かつてキャンディーズやピンクレディーの振り付けをまねていた女子たちのそれがまぶしかったのは、劣等感や負けん気に由来しての模倣ではなかったから。
競争とかマウントとか、よからぬものにもなり果ててしまいかねないところの♂性は、自らの力により研磨され尽くしてこそ、ホンモノとなり得るものなのだ。
いや、男も女もないな。
僕らはみんな、オリジナルな僕らなんだってこと――。
誰のものまねでもない僕らそのものを、僕らは、僕ららしく体現したらいいんだ。
「他者の目にどう映っているか」は重要ではない。「自分のまなこに映っている自分」に偽りがなければ、僕らはどこまでも僕らでいられる。
卑怯になることもない。ひとに優しくいられる。リスペクトも保てる。
僕らは、言葉ではなく、己の内に宿る真心や侠気の自然なる発露により、自身を定義するべきなのだ、たぶん。

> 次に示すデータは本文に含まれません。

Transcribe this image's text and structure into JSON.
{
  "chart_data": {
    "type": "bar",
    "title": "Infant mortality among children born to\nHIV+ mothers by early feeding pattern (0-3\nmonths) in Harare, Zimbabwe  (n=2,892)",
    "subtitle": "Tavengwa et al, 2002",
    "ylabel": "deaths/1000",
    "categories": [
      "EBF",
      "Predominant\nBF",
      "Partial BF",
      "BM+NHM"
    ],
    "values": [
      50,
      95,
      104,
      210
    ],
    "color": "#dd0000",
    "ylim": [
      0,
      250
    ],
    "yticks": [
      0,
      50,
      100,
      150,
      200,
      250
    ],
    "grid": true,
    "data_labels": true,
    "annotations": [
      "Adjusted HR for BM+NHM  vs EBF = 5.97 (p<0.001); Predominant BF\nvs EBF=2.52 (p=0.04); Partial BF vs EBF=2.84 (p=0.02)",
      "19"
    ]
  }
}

だなんて、なんでかな、熱く、アツクルシク、語ってしまった。
『タッチ』の吉田くんは、ただ単に小さな男なのだ。不敵なる悪を気取るが、真の悪になれるわけでもない。
未熟なだけの少年。だからこそノビシロがあるともいえる。今後どのような者にもなれる。
砕けたあとに、自身の歩みで、一歩ずつ前に進み始めたらいいだけだ。
そう考えると、「憧れ→ものまね→自滅」の先には、「気付きと再生」が、ちゃんと用意されているのかもしれない。
「憧れ→リスペクト」経由の模倣なら、謙虚さを保ったままでのオリジナリティの醸成に、役立たないこともないのだろうし。
まねが悪いんじゃなくて、乗っ取りがショボいんだな、おそらく。
楽してしれっと成り代わろうって魂胆が不遜なんだ。
だなんて、つらつらと、とりとめもなく書き散らかしてしまった。
ボツにする?
でも敢えて、まんま上げてみてもいいかもしんない。